What causes anxiety and how to cope with yours
Learn the triggers and things to try
Everyone experiences a little stress from time to time. It’s quite normal to feel anxious before a job interview or that big race you’ve been training hard for. In fact, anxiety can be a good thing in the short term. An increase in your breathing and heart rate helps pump more blood to where it’s needed, to help you physically prepare for the situation.
However, chronic anxiety can have devastating effects on your physical and mental health, and severely interfere with your quality of life. What starts as a headache, irritability or a sore tummy can quickly escalate to much more serious health issues like depression, high blood pressure, and extreme fatigue.
Identify your anxiety triggers
To manage your anxiety, the first step is to identify what triggers your body to physically react to stress. Everyone’s triggers are different and figuring out what yours are can take time and a bit of soul-searching.
Here are some common triggers:
Coffee is a normal part of most people’s morning routine, but studies have shown that too much caffeine does more than just keep you awake – it can make you anxious.
When you don’t eat regular, nutritiously balanced meals, your blood sugar drops, causing jittery hands, feelings of agitation and a rumbling tummy. It can also trigger anxiety.
Financial concerns or health issues
In this instance, it’s often the fear of the unknown that can cause anxiety – you might be worried about debt or the declining health of a loved one.
Not everyone is naturally a social butterfly (introverts, raise your hands!) Just the thought of making small talk in a room full of strangers can, for some, trigger feelings of anxiety.
Most people struggle with conflict, so it’s no surprise that arguments and disagreements can trigger high levels of stress and anxiety.
Lack of sleep
One late night will leave you feeling tired and grumpy, but long-term sleep deprivation puts a huge amount of pressure on your mental and physical health – making it difficult to deal with stress and anxiety.
Daily stressors like running late because of a traffic jam or an overwhelming amount of work are common causes of anxiety.
People who have experienced a traumatic event will often find external environmental triggers can cause overwhelming waves of anxiety.
Strategies for calming your anxiety
1: Deep breathing techniques
Shallow breathing, inhaling through your mouth and holding your breath, takes in less air. This form of breathing makes stress a habit, forcing your nervous system to always be on edge. Science shows that breathing slowly and deeply can induce a relaxation response in the body. Meditation and breathing techniques like the 4-7-8 exercise are well-known to help with anxiety.
2: Do something active
One of the quickest ways to pull yourself out of an anxious situation is to walk away – literally! Get your body moving – it’ll do wonders to help relieve your anxiety. Take a quick 10-minute walk around the block, do some yoga or pop on those running shoes and blast those headphones – whatever gets you out of your head.

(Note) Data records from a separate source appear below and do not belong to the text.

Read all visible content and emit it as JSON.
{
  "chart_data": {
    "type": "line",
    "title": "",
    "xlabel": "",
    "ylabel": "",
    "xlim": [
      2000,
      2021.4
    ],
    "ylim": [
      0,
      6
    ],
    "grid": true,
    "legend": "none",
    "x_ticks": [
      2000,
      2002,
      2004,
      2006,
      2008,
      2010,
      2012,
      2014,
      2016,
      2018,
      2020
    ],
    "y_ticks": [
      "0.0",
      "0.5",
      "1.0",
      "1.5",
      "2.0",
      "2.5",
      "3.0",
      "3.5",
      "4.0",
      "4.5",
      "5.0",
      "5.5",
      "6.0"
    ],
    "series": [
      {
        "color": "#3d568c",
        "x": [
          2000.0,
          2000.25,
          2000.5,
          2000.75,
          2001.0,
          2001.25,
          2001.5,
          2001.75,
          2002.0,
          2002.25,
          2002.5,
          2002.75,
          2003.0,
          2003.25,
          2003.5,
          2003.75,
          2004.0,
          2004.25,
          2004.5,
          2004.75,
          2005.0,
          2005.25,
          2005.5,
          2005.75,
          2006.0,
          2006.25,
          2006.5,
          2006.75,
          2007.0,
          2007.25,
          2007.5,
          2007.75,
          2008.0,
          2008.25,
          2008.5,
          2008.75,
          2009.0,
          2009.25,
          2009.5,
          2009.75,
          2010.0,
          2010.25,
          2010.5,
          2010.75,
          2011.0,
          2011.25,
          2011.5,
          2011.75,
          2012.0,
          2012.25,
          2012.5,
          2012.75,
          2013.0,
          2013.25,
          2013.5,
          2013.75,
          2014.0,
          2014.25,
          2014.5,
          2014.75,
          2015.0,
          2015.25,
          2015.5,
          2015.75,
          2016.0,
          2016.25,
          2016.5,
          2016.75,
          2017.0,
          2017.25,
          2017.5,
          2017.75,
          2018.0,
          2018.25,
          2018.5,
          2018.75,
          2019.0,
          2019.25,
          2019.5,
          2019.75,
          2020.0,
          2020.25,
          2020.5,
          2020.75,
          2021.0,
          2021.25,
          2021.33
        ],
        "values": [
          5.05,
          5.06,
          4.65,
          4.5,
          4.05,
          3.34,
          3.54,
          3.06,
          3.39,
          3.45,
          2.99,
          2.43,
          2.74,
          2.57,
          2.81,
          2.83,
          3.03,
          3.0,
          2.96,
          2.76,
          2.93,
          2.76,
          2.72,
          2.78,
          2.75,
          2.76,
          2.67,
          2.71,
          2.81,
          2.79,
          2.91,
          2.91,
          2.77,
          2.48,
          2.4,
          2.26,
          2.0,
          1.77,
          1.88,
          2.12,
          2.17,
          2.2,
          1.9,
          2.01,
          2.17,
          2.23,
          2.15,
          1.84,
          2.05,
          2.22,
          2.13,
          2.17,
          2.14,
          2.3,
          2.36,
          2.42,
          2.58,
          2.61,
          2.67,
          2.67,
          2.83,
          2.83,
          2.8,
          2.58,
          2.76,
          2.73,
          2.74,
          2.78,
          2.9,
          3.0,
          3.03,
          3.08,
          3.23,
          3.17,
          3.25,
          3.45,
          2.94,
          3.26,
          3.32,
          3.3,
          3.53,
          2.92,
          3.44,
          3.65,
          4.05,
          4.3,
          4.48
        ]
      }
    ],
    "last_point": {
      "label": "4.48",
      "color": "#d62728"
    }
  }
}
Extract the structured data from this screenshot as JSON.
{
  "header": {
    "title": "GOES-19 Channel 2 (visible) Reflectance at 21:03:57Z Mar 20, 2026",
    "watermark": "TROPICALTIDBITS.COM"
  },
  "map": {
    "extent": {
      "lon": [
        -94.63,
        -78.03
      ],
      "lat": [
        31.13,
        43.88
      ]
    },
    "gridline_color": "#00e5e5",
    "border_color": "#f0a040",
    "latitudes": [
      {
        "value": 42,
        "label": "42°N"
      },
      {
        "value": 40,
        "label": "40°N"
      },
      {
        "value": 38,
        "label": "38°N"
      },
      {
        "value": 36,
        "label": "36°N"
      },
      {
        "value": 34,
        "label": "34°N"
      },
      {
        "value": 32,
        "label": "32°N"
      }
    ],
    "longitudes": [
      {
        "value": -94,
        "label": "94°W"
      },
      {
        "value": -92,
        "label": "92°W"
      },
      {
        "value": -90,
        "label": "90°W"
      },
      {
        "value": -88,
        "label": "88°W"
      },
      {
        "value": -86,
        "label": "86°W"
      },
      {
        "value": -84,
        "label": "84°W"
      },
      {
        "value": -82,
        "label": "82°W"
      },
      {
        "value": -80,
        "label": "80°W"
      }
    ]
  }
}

3: Turn a negative into a positive
Sometimes our thoughts are our own worst enemies, and when left unchecked, can quickly take over and affect our ability to logically deal with stressful situations. The process of reshaping negative thought patterns into positive ones can help you identify the causes of your anxiety – and how you manage them.
4: Use aromatherapy
Ever noticed how when you walk into a candle-lit room, the smell instantly makes you feel at ease? That’s because forms of aromatherapy, whether they be candles, incense or essential oils, have scents like lavender and chamomile that help with anxiety by activating specific receptors in your brain.
5: Start journaling
Here’s another way to get those anxious thoughts out of your head – write them down! As psychologist Barbara Markway explains, journaling helps create self-awareness, so you can identify what thoughts and behaviours lie at the root of your anxiety. Journaling is a great tool for exploring your emotions, releasing tension and general stress management.
6: Get help from a professional
Those with severe anxiety will benefit from the help of a professional. Start by discussing your concerns with your doctor or a mental health practitioner. There are several ways to combat crippling anxiety, whether it be with prescribed medication or a mental health recovery programme – it all depends on your symptoms.
Take control of your anxiety
No one deserves to live at the mercy of anxiety. While short, sharp bursts of nervousness can help us through big life changes or slightly uncomfortable situations, chronic anxiety caused by ongoing stress is a health scare waiting to happen. Do the work to figure out what causes you to feel anxious, then implement strategies that’ll help you relax and reduce the level of anxiety in your life.